Gaston Bachelard writes in The Poetics of Space that if he were asked to name the most important function of the house he would say that “the house shelters daydreaming, the house protects the dreamer, the house allows one to dream in peace” (6). Bachelard had in mind as the ideal dwelling space a separate building situated within a natural setting. The apartments of Paris lacked the essential verticality of a complete house, with its cellar and attic, and the city provided too great a separation from nature for the city dweller to experience the haven of home in inclement weather. Bachelard primarily addresses intimate space as a positive and protected place, and intentionally avoids addressing “hostile” spaces (xxxvi). However, what happens when a home is a hostile space, when there is no shelter for daydreaming? If private city apartments are inadequate, what of the Soviet state-sponsored communal apartments?
The present work addresses the function of the communal apartment in Irina Grekova’s Vdovij paroxod and in the works of Nina Sadur. In both authors’ works the communal apartment serves as a spatial metaphor for a disrupted society, either in part because of the effects of World War II as is the case in Grekova’s novel, or because of the collapse of the promise of Soviet society as portrayed in Sadur’s works. One of the primary dysfunctions of the communal apartment is the requirement of sharing intimate spaces with non-intimates. This intrusion of the public into the personal lessens the likelihood that communal dwellers would conceive of their homes as a “shelter for daydreaming.” In Sadur’s novel, Almaznaja dolina, one of the characters can be heard crying at night after being beaten by one of her lovers, phone conversations are heard in detail, neighbors will walk in another’s room without knocking. When one must always be prepared for public interaction, it is difficult to find a safe space for daydreaming. Another dysfunction of the communal apartment is its sense of impermanence and instability, despite the fact that so many people have lived their entire lives in such places. This sense of instability is most plainly seen in Grekova’s novel, the title of which emphasizes the transient nature of communal apartments.

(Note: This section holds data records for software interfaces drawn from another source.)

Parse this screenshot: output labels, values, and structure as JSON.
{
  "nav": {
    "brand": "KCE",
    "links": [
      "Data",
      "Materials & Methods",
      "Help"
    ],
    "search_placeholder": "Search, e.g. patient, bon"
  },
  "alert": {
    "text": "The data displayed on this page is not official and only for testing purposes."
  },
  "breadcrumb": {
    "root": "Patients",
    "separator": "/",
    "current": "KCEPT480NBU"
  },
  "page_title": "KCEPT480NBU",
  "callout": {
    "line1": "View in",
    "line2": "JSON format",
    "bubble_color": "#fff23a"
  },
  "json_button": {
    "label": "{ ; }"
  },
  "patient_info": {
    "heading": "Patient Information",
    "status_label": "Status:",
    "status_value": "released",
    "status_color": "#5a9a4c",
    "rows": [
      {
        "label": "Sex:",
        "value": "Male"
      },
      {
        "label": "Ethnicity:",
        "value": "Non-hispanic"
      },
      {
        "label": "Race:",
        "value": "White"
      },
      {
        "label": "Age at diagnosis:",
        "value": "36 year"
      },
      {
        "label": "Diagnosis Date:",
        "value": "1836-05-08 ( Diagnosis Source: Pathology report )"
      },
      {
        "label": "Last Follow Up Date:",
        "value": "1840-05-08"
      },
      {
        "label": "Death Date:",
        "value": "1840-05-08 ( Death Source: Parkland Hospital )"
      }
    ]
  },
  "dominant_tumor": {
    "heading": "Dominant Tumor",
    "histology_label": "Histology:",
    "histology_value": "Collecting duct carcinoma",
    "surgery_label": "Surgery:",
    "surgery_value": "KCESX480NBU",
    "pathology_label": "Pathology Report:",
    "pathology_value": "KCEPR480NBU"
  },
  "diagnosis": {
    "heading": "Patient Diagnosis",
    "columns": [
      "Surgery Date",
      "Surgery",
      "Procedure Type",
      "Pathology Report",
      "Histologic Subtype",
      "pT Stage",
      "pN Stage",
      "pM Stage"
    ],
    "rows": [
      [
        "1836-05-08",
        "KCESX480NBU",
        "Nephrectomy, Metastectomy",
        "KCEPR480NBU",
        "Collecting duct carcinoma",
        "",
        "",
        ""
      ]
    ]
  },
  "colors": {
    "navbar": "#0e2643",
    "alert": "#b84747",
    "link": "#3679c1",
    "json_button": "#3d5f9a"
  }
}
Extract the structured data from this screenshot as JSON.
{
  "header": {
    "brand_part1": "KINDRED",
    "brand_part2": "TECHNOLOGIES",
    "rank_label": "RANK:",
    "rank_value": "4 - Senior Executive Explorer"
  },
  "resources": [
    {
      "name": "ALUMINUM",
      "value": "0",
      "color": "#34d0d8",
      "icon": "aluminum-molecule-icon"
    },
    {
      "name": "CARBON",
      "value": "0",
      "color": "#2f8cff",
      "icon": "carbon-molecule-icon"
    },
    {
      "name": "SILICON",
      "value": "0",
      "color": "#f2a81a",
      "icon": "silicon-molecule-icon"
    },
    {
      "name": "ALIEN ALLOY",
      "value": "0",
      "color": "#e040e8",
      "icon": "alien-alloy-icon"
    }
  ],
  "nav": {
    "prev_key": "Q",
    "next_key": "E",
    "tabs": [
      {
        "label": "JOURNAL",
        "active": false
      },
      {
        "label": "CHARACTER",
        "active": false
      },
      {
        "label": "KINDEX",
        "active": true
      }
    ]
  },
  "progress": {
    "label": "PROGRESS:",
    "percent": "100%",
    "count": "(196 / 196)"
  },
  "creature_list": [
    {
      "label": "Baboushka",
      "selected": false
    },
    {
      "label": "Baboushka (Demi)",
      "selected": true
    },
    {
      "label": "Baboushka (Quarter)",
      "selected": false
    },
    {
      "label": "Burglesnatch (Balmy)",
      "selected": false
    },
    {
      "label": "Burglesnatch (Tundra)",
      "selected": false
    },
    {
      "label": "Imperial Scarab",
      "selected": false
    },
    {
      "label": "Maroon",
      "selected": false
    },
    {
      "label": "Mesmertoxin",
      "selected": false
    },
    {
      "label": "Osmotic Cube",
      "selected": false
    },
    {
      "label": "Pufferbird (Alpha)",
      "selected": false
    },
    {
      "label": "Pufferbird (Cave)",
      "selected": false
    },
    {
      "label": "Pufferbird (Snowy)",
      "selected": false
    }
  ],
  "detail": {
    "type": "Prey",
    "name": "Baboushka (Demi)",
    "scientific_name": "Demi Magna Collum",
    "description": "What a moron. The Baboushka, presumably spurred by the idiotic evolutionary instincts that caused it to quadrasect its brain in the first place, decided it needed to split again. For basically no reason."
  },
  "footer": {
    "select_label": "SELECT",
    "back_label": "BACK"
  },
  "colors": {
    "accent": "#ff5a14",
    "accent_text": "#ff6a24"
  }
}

Both Grekova and Sadur show the difficulties of life in a communal apartment, however, they both show that it is possible to maintain one’s humanity living in such an unpleasant place. Sadur herself managed to create powerful works, such as Čudesnye znaki spasen’ja and “Siniaia ruka,” in part because of her experiences in a communal apartment. Nonetheless, even in its most positive realizations, if such realizations exist, the communal apartment must be seen as antithetical to the creative process, if we are to follow Bachelard description of the main function of the home.
Bachelard, Gaston. The Poetics of Space. Trans. Maria Jolas. Boston: Beacon Press, 1994.